Transformers

What you’ll learn in this module

This module introduces the transformer architecture, the foundation of modern language models.

You’ll learn:

  • Why static embeddings fail to capture context-dependent meanings.
  • How attention mechanisms compute context-aware representations through weighted mixing.
  • The role of Query, Key, and Value transformations in learning word relationships.
  • How multi-head attention captures different aspects of meaning in parallel.
  • The architecture of encoder and decoder modules with position embeddings, residual connections, and layer normalization.
  • Why transformers represent the fundamental shift in how machines understand language.

The Problem with One Vector Per Word

For many years, natural language processing treated words as having fixed meanings. Each word (like “bank”) received a single vector of numbers, called a static embedding. But there’s a hidden catch in this “one meaning per word” mindset: with just a single fixed entry in the dictionary, “bank” means exactly the same thing in “I deposited money at the bank” as in “We had a picnic by the bank”. Think of it like describing a population by its average height and pretending nobody’s shorter or taller, where every possible meaning gets mashed into a one-size-fits-all average and the interesting details vanish in the mix.

What if we simply mixed the target word with its neighbors? For “I deposited money at the bank,” we could compute a contextualized representation as:

\vec{v}_{\text{bank (new)}} = w_1 \cdot \vec{v}_{\text{bank}} + w_2 \cdot \vec{v}_{\text{deposited}} + w_3 \cdot \vec{v}_{\text{money}} + \cdots

where w_i are weights and \vec{v}_i are word embeddings.

But here’s the key question: how do we determine these weights? Consider that “bank” sits neutrally between financial terms (money) and geographical terms (river).

Try manually adjusting the weights to contextualize “bank”:

By changing the weights, we see that the vector for “bank” can lean more towards financial terms or geographical terms.

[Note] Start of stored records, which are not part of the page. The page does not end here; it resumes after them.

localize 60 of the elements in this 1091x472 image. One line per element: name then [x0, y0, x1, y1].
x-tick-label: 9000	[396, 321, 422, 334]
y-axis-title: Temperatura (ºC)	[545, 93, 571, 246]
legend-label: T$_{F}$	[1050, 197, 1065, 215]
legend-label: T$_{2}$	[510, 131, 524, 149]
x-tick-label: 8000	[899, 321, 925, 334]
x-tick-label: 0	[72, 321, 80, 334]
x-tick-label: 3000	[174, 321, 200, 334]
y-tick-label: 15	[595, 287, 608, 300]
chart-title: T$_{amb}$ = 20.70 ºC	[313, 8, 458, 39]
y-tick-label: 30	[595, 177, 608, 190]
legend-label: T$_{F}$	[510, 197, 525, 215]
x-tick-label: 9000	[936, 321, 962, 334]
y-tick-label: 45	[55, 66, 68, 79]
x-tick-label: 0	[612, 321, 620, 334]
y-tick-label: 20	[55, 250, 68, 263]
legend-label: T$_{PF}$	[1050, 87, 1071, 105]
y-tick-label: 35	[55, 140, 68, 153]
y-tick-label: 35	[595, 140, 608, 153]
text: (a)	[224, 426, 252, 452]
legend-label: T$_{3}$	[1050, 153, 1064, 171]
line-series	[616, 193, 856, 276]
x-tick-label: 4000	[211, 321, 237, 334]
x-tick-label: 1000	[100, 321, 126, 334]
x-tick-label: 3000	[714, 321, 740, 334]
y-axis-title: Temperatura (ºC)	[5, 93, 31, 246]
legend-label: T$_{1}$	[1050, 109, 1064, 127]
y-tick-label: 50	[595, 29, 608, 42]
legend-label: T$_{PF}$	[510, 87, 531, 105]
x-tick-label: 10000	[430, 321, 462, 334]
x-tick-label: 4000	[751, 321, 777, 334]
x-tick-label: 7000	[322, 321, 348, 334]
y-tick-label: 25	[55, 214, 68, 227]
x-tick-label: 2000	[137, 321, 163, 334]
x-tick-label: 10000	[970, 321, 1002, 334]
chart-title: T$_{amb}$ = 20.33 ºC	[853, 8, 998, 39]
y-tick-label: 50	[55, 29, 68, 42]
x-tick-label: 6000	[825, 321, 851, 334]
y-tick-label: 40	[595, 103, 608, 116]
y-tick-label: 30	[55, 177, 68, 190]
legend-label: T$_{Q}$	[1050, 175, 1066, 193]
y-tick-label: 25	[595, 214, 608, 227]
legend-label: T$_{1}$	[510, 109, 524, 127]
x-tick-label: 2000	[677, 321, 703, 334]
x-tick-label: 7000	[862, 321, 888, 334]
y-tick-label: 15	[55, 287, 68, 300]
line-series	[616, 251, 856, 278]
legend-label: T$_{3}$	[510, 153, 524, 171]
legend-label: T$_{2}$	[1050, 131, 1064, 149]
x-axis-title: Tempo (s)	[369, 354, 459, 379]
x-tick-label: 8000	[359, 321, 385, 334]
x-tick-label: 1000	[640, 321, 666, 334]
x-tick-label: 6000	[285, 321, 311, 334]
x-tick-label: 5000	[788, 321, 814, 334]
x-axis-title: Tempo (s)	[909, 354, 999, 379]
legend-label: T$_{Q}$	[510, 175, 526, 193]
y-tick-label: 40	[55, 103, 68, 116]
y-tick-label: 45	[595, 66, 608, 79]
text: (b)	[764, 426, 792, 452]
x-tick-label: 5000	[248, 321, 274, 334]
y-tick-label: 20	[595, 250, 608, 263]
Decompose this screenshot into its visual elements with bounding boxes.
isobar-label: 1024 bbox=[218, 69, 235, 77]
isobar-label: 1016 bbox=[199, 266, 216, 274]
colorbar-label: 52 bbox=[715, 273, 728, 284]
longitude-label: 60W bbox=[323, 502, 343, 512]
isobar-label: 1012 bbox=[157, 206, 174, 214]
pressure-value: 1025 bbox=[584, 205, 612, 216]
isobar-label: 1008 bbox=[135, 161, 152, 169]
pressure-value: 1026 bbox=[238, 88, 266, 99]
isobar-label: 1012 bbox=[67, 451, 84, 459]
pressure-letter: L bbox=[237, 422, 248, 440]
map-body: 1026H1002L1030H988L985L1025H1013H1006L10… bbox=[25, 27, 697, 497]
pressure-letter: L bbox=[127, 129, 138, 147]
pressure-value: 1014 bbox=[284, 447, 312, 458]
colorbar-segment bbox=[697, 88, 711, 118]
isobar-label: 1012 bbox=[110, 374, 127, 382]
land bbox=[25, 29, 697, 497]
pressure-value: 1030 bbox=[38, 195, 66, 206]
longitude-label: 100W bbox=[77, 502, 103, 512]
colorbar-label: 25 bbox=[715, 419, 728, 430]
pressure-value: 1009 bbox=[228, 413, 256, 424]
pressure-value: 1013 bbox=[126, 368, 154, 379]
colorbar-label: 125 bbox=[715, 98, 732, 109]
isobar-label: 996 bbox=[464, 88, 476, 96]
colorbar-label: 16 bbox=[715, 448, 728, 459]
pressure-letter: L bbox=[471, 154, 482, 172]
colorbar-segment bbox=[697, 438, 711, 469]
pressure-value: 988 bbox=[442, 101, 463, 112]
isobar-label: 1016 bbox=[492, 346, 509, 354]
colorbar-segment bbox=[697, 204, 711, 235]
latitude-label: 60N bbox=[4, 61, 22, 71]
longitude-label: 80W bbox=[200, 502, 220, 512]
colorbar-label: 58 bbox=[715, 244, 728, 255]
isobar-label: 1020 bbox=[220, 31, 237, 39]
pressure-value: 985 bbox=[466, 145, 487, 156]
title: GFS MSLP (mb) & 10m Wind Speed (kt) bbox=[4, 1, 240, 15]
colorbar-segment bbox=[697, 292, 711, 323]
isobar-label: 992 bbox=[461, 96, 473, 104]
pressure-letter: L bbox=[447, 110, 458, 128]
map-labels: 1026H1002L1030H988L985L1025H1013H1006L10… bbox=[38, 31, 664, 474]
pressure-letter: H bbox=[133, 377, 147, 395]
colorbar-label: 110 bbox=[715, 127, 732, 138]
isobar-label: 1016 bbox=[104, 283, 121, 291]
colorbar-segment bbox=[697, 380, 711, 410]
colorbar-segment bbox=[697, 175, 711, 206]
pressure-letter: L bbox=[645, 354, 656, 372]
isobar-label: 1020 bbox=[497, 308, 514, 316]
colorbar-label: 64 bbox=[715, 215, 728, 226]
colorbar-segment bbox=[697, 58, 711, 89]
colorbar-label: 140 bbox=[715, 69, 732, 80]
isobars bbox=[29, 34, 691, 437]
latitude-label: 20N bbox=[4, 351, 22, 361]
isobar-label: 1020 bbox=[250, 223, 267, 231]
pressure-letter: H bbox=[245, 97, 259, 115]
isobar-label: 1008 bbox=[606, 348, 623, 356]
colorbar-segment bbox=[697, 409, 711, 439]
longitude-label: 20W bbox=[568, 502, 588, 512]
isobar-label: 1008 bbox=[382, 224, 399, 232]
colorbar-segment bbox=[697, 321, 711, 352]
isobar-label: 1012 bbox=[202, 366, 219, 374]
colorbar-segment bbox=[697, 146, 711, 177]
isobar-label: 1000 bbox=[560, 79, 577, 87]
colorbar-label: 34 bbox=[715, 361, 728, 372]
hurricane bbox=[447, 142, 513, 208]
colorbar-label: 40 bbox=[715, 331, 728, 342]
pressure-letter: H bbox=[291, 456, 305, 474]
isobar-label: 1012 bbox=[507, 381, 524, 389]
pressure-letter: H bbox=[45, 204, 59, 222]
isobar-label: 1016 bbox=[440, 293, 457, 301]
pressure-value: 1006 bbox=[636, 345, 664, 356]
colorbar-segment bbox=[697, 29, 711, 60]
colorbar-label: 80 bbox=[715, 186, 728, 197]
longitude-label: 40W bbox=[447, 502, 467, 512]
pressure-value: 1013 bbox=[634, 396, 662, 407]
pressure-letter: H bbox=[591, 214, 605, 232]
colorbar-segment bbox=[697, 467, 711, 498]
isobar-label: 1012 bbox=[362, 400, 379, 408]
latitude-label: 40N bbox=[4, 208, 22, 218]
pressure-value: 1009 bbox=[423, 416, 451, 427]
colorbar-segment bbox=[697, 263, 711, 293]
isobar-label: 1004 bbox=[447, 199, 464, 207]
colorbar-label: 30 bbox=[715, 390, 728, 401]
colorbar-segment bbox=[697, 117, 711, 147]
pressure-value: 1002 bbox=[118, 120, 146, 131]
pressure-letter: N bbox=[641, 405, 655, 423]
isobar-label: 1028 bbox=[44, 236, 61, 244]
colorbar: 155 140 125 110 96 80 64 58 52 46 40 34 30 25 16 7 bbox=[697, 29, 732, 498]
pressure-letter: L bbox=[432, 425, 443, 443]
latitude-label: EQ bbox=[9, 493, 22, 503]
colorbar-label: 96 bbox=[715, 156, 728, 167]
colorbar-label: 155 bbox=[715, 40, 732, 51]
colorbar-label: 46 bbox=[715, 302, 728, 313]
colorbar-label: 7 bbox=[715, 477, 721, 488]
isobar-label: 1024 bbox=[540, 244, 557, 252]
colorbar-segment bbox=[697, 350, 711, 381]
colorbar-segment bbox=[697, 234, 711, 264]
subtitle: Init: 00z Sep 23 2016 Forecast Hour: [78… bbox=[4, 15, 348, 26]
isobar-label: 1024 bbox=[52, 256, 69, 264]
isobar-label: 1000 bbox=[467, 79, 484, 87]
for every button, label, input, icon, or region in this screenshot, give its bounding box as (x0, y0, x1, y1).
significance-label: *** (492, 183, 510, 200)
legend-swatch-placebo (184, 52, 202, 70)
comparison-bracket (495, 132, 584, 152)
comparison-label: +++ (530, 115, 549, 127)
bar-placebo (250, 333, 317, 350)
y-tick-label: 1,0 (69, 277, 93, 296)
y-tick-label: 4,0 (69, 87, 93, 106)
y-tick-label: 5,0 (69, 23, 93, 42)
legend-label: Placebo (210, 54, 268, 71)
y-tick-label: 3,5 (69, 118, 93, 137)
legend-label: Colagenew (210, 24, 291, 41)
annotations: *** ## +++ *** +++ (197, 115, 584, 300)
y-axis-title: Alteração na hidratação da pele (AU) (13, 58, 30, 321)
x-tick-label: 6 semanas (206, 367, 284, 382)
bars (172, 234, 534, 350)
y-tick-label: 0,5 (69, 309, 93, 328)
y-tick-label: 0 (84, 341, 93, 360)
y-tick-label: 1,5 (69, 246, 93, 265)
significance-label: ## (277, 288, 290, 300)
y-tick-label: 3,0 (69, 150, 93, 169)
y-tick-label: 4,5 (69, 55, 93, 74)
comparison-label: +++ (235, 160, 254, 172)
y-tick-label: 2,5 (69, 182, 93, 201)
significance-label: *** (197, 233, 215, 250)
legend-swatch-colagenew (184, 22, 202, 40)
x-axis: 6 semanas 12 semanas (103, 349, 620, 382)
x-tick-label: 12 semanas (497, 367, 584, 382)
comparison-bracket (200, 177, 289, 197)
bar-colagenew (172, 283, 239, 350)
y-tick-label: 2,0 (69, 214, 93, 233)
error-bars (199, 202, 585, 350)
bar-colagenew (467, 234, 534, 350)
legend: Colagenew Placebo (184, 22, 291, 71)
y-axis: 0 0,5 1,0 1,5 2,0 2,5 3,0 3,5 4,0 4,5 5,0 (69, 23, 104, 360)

So how do we determine the weights? The simplest idea gives each word equal weight: w_i = 1/N, creating a basic bag-of-words average. But sentences aren’t this fair: some words are much more important than others. In “I deposited money at the bank,” the words “deposited” and “money” are key, while “I”, “at”, and “the” add little meaning. If we treat all words the same, we lose the details that matter and need a way to highlight important words and downplay the rest.

Attention Mechanism

Let’s walk through how transformers identify the surrounding words that are relevant to a focal word to be contextualized. This process is called the attention mechanism.

Before diving in, let’s prepare some terminology. Suppose we have the sentence “I deposited money at the bank”. Given the word “bank”, we want to determine the weights w_i for the surrounding words “I”, “deposited”, “money”, and “at”.

We call “bank” the query word, and the surrounding words the key words. At a high level, we compute the weights w_i for each query and key pair, then average them.

\vec{v}_{\text{query}}^{\text{c}} = \sum_{i=1}^N w_i \cdot \vec{v}_{i}

with weights w_i being determined by the query and key vectors w_{i}:=f(\vec{v}_{\text{query}}, \vec{v}_{i}). This function, f, is called the attention score function.

In transformers, the attention score function f is implemented as follows. Given the original vector for a word (whether it’s the query word or the key word), we linearly transform it into three vectors: Query, Key, and Value.

\begin{align} \vec{q}_i &= W_Q \vec{x}_i\\ \vec{k}_i &= W_K \vec{x}_i\\ \vec{v}_i &= W_V \vec{x}_i \end{align}

Why do we need three different vectors? Imagine you’re at a dinner party wanting to identify people talking about a topic you care about. You listen to surrounding people (playing as a listener), broadcast your own interests (playing as a speaker), and engage with conversation content. The query vector represents you as a listener, the key vector represents the people as speakers, and the value vector represents the conversation content.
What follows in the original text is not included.